Parking


A l'époque j'étais malheureux, donc sympathique. Je montais ma boîte de chagrins en épingles et je ne payais pas les taxes, c'était la première année. Dans ma famille on disait toujours : "Si tu avais trois jambes, ce serait encore plus difficile d'enfiler ton caleçon dans le bon sens". Fort de cette sagesse populaire, je me blotissais aux creux de la bienveillance des épouses et je menais tant bien que mal ma barque.

On m'aidait. On me disait bonjour pour m'aider. On me cachait les comptes pour m'aider. On me bannissait du parc et de la cité pour m'aider. C'est sur la mer de toutes les morves de ceux qui m'aidaient que ma barque ramait. Un jour d'amour j'ai mis le point sur la table des i. J'ai dit : "Je vais faire un coup. Maintenant je suis seul et maintenant, je suis seul."

La morve s'est asséchée en une sorte de magma. Ma barque était un mouchoir en papier sur des pieds d'argile. Ma boîte de chagrins en épingles se faisait ma peau. On me laissait. On me disait bonjour pour me laisser. On me cachait les comptes pour me laisser faire. On me bannissait du lopin vert municipal et de la république pour me laisser m'enliser. C'est sur la mer de toutes les morves de ceux qui me laissaient que je ramais avec ma barque.

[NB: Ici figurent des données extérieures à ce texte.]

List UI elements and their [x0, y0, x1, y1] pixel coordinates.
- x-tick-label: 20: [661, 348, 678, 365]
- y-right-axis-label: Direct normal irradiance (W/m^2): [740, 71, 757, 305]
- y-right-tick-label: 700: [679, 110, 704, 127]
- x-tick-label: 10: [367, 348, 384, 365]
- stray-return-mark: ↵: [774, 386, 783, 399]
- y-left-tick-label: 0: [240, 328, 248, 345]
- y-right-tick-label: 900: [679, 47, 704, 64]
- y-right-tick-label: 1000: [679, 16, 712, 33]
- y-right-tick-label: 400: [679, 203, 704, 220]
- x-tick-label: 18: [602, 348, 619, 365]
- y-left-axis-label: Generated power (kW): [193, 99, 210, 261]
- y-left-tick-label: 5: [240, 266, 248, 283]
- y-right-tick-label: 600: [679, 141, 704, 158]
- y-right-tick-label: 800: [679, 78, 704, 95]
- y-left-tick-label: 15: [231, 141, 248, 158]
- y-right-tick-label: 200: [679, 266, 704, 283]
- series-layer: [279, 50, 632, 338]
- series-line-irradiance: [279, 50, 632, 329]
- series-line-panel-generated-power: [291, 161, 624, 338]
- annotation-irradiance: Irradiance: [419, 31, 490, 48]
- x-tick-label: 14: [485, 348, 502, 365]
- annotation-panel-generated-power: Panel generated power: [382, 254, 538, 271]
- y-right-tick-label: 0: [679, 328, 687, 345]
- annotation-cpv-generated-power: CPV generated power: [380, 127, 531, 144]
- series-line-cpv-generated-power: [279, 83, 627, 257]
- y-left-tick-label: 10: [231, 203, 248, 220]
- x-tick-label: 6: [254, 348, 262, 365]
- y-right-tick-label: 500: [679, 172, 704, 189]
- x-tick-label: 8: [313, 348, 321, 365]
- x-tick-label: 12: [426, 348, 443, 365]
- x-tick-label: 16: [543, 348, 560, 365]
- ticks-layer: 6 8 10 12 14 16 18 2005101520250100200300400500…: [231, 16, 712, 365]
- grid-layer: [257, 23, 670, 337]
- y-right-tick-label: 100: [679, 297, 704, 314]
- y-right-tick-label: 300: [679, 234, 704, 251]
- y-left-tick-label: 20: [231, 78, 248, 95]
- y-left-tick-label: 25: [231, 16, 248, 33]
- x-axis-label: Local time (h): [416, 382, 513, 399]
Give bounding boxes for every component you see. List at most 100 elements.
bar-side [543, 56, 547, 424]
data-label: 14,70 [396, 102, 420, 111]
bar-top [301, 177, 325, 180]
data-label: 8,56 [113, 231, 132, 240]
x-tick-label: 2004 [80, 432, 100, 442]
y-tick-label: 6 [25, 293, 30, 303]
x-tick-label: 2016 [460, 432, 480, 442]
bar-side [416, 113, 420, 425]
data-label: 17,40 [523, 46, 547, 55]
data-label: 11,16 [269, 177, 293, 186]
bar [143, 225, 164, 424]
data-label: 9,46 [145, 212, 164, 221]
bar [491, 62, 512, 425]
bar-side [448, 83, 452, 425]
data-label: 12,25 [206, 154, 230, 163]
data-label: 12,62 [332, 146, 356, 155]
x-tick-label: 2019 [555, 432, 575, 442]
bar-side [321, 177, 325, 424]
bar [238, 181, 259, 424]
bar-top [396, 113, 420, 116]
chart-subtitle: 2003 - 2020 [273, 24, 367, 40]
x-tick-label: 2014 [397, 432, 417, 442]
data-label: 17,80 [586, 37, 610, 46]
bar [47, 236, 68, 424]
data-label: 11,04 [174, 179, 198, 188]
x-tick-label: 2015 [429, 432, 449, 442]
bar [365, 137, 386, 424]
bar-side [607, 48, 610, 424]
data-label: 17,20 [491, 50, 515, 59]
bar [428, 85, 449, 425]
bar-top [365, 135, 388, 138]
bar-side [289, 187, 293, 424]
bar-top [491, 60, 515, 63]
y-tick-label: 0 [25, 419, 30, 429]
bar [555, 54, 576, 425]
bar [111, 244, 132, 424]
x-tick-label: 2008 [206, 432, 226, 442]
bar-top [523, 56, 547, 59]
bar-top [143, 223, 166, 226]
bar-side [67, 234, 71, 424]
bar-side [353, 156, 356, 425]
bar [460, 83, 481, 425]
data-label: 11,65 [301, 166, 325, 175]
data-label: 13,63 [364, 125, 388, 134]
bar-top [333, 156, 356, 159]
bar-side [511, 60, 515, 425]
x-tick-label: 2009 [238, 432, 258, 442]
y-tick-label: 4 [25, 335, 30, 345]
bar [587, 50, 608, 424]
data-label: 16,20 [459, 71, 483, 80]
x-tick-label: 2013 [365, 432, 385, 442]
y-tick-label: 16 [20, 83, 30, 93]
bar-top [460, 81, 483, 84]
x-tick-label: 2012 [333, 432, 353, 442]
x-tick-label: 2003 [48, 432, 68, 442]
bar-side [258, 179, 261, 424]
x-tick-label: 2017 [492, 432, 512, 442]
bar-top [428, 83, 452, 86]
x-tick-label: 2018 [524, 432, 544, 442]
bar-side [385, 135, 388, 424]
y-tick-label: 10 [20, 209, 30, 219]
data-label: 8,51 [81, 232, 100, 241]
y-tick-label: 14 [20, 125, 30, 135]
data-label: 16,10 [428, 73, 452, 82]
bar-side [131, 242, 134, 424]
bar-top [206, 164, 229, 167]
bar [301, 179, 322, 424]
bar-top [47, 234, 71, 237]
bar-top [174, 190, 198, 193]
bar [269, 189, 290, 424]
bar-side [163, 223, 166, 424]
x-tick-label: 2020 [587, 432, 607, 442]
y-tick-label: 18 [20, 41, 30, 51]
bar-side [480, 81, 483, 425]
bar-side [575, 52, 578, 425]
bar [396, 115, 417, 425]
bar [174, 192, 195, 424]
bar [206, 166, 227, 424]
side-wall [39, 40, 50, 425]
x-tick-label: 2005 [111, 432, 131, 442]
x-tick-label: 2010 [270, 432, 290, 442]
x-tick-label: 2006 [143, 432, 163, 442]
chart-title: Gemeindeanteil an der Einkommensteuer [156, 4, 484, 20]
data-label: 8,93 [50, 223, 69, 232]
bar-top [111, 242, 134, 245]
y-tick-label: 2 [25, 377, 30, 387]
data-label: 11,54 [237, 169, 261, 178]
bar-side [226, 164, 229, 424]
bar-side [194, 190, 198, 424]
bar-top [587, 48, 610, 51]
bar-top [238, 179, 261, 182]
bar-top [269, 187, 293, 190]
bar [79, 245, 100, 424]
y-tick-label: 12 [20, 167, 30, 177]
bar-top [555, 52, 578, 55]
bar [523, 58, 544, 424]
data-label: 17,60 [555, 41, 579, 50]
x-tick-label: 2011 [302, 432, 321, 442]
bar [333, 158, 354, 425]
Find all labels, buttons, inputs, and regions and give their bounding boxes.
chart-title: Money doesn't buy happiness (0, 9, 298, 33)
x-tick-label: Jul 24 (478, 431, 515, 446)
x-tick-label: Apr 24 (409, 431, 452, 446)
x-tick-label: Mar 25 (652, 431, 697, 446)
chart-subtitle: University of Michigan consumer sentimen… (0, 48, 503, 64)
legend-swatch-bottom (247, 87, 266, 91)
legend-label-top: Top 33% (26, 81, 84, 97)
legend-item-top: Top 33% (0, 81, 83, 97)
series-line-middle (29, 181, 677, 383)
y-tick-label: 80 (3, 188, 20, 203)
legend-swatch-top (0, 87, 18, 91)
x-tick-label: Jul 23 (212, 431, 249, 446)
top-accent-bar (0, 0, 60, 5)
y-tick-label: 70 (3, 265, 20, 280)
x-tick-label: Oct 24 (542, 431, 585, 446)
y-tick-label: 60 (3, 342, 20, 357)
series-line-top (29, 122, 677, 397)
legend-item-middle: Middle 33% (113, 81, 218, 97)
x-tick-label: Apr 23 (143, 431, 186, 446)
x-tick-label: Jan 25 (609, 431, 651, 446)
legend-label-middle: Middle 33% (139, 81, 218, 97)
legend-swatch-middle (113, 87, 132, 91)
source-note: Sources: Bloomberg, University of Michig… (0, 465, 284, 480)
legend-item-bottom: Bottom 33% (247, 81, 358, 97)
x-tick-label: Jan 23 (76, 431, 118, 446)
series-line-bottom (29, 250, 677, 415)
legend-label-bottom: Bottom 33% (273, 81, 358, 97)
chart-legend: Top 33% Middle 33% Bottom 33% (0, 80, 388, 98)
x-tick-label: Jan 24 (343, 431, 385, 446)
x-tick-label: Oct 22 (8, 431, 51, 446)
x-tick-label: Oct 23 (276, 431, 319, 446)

Un jour j'ai pris mes points dans les i, fait table rase d'orientation, j'ai dit : "assez qu'on m'aide, assez qu'on me laisse. Ce coup-ci je voudrais de l'égal à égal, rester dans la légalité et si plonger plonger, de loin surnager."

On me symétrisait. On disait bonjour à mon bonjour, ou en l'attendant, selon. On me cachait ce qu'on ignorait, on ne m'aidait ni me laissait compter. On traînait avec moi déçu devant les grilles fermées du square et de la communauté. C'était sur la mer inversée de toutes les barques qui ramaient qu'à son tour ma barque ramait tantôt sous l'eau tantôt sur l'eau. De la mer de tout côté et ailleurs des cieux partagés par des avions répétés, renversés. A mes chagrins en épingles correspondaient les aiguilleurs d'épingles en chagrin. Les tournants tournaient sur eux-mêmes, les surfaces planes et l'immobilité donnaient du revers de manches à tordre et à raison.

J'ai pris mon i, je l'ai mis au bout du point, et le nez dans la table j'ai dit : "Assez. Assez de symétrie, ni d'aide ou d'abandon. Assez de gens et assez de soi. Assez de tout ça. Je mets la clé, je mets la clé sous la porte."

On me satisfit modérément. On me donna du bonjour équitable quand satiété se faisait. On me donna le juste prix, on me le prit et me le rendit. On consulta les horaires du jardin et les modalités de la démocratie. C'était sur juste assez d'eau que mes rames mollassones et ma barque incertaine avançaient à pas tapis de loups. Dans la mer de satiété, morve, magma, barques de l'autre côté roulaient le consommateur. D'assez j'eus assez vite trop.

Je tape du poing dans le ventre du i, je le frappe à terre, je le décapite, puis le renverse et lui arrache le pied d'exclamation, je le tord en s, je le casse en z, je lui fais voir toutes les couleurs de l'alphabet, puis, épuisé, je me tais.